Bodies Bodies Bodies is an Agatha Christie whodunit for Generation Z

Bodies Bodies Bodies (2022 | USA | 95 minutes | Halina Reijn)

One of Agatha Christie’s most well-known stories, And Then There Were None, centers around a group of ten people selected for a remote vacation, but it very quickly turns out to be anything but relaxing. All of the guests were selected for the way they were able to get away with massive acts of negligence (or worse) and people start dying. I couldn’t escape the parallels this story shares with Bodies Bodies Bodies, a new horror/comedy whodunit from A24. 

Bodies Bodies Bodies involves a group of zoomers who plan on spending a weekend at the home of their rich friend David (Pete Davidson). A hurricane knocks out the cell signal and everything quickly goes to hell. A game where someone pretends to be a murderer in the dark (but is really a variation of tag) turns deadly when David is found with his throat slashed.

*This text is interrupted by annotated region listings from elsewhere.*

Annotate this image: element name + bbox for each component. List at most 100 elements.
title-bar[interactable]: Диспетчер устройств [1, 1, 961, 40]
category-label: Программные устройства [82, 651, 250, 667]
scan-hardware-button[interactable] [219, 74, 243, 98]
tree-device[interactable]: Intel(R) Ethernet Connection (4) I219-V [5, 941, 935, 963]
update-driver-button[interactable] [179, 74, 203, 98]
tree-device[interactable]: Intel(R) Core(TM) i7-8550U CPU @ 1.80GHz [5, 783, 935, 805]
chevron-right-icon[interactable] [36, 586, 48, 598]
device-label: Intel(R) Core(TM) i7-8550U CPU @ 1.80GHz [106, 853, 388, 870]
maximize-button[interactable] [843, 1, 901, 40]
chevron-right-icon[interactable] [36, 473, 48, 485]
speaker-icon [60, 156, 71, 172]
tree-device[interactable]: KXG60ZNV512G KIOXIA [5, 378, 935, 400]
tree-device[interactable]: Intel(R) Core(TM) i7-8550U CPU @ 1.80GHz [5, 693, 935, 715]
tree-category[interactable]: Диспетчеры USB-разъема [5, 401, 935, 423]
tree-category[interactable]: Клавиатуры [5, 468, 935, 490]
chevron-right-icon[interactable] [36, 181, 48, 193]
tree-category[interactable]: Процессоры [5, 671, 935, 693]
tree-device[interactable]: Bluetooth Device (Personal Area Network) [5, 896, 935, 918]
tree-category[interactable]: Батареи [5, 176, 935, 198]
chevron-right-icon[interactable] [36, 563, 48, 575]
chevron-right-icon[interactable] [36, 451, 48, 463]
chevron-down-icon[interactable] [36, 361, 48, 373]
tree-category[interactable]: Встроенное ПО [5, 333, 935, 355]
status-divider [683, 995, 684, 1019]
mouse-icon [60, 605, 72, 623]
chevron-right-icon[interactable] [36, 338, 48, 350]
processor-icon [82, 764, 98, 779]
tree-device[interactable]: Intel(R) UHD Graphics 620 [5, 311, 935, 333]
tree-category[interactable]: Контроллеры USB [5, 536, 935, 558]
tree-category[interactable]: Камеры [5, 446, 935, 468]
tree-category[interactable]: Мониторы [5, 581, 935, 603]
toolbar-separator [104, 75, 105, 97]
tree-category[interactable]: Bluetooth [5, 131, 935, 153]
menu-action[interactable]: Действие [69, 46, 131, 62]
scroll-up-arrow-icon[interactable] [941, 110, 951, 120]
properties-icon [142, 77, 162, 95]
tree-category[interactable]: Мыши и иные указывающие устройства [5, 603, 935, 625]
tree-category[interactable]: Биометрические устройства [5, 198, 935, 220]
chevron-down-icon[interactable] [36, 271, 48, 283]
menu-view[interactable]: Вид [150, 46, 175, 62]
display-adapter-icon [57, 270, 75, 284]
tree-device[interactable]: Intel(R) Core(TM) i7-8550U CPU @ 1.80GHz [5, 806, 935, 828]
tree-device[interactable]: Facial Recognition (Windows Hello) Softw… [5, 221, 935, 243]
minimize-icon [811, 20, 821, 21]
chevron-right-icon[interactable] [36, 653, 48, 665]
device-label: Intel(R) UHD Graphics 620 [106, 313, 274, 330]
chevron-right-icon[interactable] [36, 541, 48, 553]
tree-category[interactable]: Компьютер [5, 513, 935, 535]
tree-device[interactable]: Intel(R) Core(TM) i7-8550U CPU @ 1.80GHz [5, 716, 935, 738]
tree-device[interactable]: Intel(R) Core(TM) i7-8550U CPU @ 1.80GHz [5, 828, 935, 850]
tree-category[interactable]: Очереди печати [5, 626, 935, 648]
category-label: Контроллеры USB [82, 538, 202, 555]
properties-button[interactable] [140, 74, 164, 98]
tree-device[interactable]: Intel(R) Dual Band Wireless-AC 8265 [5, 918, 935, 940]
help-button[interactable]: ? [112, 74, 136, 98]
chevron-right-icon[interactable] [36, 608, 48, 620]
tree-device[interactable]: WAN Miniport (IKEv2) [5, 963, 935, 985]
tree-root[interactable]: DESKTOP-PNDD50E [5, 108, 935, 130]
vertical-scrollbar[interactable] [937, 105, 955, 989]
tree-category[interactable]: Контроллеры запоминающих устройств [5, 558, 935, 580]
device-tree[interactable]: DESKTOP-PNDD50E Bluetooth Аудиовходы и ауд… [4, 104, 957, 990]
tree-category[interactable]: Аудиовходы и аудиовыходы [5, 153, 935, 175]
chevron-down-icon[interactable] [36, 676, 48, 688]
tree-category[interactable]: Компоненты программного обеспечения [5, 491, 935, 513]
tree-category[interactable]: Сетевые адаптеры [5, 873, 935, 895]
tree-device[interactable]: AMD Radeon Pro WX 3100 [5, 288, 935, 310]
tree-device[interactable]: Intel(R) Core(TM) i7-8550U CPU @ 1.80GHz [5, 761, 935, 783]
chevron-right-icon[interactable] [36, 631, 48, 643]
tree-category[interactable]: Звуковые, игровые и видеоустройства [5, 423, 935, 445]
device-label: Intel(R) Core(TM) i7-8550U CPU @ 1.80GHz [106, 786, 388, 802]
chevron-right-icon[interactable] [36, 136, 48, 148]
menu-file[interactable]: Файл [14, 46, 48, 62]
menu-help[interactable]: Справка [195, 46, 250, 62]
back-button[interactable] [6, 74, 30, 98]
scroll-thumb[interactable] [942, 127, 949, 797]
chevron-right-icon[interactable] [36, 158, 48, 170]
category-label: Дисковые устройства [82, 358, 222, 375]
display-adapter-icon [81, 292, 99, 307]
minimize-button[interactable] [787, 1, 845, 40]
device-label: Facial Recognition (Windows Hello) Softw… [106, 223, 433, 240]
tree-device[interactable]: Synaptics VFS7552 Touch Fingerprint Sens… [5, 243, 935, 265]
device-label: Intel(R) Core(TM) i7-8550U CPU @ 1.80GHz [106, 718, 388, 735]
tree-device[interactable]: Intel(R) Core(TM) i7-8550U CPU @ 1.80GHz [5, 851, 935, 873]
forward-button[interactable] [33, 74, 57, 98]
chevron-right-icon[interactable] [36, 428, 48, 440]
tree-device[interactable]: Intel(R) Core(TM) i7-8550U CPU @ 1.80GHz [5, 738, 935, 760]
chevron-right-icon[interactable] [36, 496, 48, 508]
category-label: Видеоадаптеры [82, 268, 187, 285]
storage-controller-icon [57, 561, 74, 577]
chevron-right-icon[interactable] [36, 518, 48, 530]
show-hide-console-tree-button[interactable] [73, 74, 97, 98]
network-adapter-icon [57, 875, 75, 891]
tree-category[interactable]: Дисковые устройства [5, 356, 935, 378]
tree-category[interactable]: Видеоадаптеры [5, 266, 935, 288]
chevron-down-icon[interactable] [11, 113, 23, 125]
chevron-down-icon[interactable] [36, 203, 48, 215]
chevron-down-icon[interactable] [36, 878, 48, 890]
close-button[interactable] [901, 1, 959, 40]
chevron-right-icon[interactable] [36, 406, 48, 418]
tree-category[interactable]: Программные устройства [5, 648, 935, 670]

The group, a collection of Gen Z friends and frenemies, and a weird older guy (Lee Pace), sees interpersonal dramas give way to a string of murders.

Taken from a script by Kristen “Cat Person” Roupenian, the movie is almost too hip and self-aware for its own good. Almost. But it’s also a well-told story with a great soundtrack (Azealia Banks’s “212” will be a jam, always and forever) and a cast of talented young actors. The tension is felt because the hurricane creates a claustrophobia that keeps everyone confined to the same space (even if it is an expansive McMansion) and knocks everyone offline and forces them to deal with long-simmering issues head-on.

The screening where I saw this was populated with critics and influencers and what drew the most laughs from the younger people in the audience were when Pete Davidson was on screen. As the one who wrote the review of The King of Staten Island around these parts, I still think this is the most Pete Davidson Pete Davidson movie yet. But Davidson is a funny guy but he wasn’t on screen all that often, so the other major source of laughs was when a character would speak in social justice lingo. There is something patently absurd (and utterly predictable) about one character mentioning her mother’s mental health struggles and a conventionally attractive woman interjecting that she suffers from body dysmorphia. But, also, the vibes: they are a-shifting.

I liked the confident direction from Halina Reijn and the actors are all quite good, but I wasn’t sold on the movie until the payoff, when we find out how the first murder occurred. I’ve been vague about details because I found it so unexpected but it retroactively set the tone for the previous 80 minutes. It made the journey worthwhile.

Rating: 3 out of 5.

Bodies Bodies Bodies opens in theaters on Friday, August 5.